Object tracking

Central to AXIS Scene Metadata is object tracking data and the concept of object tracking, more specifically Multi-Object Tracking (MOT). This section includes a brief description of object tracking.

In an object tracking system, sensors are used to generate measurements or detections of objects in an environment, a tracker can use these measurements to identify and track objects over time.

One way to gather measurements for an object tracker is to use computer vision. There, an AI algorithm can be used to find and classify objects for each frame. Feeding this data into a tracker, it can both maintain the objects identities and estimate their state over time.

An object's state encapsulates the current attributes of an object being tracked. The object state typically includes attributes such as position, classification and appearance. Exactly what attributes the estimated state includes is dependent on the type of the tracker and its capabilities. The object state is continuously updated by the tracker to reflect the current state of an object given the latest observation and predictions from the tracker.

A continuous sequence of estimated object states, for one object, forms a track. A track is initialized when a new object is first detected, updated with each update of the estimated object state, and terminated when the tracker no longer has a perception of the estimated object state.

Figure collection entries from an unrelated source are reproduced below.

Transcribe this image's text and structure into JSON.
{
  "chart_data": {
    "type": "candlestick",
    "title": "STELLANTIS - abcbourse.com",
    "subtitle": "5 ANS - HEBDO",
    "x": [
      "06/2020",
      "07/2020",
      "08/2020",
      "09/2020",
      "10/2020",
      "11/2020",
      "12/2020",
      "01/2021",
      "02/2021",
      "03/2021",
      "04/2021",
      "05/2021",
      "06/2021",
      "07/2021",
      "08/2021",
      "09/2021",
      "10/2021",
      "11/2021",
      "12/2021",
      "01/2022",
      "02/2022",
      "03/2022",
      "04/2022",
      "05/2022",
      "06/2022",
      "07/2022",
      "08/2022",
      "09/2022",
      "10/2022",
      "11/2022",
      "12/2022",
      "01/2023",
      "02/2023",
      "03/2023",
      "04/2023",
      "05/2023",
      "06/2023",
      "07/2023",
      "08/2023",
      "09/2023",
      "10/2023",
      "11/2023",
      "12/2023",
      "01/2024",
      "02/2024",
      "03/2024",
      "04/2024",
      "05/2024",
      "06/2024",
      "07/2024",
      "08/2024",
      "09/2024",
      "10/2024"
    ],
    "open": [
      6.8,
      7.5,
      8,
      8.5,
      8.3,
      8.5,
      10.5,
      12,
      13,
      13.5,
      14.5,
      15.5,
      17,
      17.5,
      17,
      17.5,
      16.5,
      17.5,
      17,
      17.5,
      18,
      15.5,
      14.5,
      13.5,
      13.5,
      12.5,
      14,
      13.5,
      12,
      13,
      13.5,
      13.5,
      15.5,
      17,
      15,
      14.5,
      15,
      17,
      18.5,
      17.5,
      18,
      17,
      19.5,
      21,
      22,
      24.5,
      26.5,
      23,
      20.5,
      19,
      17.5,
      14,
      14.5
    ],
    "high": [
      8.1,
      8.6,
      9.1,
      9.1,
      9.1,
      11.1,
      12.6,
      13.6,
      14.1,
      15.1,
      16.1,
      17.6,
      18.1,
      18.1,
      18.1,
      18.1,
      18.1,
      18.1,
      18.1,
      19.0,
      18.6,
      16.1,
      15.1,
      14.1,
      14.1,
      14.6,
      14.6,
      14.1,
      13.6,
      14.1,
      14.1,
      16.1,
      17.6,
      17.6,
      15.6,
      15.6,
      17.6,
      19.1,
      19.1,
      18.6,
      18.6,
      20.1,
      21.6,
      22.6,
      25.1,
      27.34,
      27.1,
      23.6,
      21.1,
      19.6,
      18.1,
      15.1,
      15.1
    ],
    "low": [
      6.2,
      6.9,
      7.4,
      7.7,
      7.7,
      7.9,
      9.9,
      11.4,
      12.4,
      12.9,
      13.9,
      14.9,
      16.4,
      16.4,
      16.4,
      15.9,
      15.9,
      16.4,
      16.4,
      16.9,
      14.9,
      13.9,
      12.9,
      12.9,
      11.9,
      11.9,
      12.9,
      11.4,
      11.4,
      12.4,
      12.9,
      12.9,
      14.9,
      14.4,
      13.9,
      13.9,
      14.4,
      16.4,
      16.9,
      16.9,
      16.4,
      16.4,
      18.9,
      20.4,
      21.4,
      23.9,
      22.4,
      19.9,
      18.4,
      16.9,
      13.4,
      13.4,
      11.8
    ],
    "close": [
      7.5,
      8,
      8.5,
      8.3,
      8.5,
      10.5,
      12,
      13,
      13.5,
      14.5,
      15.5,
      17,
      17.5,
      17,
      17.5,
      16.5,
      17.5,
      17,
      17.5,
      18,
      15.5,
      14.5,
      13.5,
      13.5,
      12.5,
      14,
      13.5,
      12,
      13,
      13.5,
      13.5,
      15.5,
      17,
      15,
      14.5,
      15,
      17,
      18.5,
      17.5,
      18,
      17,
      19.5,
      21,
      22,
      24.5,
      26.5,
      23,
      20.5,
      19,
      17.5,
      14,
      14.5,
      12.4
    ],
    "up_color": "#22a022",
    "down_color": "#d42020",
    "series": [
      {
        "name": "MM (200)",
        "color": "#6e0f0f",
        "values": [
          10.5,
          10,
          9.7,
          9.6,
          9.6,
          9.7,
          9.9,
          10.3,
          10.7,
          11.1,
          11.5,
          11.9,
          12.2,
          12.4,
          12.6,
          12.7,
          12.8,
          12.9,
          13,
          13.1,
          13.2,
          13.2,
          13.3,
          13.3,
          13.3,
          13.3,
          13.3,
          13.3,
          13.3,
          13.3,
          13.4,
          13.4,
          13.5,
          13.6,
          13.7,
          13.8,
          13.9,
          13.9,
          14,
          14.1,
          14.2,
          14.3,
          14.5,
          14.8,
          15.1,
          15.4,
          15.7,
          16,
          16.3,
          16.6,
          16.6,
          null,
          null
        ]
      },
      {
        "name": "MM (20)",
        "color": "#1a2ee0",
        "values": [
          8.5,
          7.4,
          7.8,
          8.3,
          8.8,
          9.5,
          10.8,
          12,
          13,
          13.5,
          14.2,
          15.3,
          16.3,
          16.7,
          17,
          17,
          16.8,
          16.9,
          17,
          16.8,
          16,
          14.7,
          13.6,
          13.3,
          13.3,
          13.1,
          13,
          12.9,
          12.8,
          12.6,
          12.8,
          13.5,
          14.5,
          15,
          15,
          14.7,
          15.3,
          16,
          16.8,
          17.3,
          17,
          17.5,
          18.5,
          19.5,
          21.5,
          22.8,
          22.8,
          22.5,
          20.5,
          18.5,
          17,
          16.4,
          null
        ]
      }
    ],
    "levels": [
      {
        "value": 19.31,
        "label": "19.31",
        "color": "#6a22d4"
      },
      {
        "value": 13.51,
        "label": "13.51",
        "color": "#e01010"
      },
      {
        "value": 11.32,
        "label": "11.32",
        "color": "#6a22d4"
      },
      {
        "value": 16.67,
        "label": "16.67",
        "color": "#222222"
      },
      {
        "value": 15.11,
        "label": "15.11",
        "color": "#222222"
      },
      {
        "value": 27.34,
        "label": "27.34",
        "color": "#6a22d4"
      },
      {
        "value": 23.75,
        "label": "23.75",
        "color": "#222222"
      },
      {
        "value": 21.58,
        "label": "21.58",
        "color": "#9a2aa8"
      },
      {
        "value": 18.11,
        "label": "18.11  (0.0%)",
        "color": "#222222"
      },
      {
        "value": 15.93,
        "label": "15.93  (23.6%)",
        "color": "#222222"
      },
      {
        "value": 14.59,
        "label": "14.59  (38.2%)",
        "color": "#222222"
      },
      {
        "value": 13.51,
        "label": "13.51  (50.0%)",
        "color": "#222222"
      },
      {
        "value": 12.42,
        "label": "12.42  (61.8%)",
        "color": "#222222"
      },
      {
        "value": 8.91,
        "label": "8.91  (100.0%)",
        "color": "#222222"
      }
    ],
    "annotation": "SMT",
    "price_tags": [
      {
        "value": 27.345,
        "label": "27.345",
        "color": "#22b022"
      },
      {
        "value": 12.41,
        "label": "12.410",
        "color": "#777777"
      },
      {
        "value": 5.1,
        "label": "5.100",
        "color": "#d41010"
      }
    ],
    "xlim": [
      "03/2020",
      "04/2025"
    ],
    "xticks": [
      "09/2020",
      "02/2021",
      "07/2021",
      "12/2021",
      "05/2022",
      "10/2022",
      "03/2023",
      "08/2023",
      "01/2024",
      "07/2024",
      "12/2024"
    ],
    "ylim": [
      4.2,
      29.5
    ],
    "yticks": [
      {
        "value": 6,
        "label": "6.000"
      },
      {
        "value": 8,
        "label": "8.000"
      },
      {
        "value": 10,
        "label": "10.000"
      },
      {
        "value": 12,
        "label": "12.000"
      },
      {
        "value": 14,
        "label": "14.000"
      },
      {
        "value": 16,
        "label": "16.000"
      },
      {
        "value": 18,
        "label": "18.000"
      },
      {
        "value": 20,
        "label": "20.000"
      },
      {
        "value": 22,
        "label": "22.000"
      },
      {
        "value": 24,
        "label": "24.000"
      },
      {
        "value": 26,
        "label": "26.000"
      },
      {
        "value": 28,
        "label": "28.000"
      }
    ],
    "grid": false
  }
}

Sensors other than video can also be used for object tracking, one such example is radar. From the context of a radar, object tracking involves tracking multiple detected objects over a series of radar scans.

Combining the results from multiple sensors and tracking algorithms can provide more comprehensive and accurate understanding of the object in the environment. This is done by leveraging the strengths of each sensor type and algorithm by combining the data in a sensor fusion.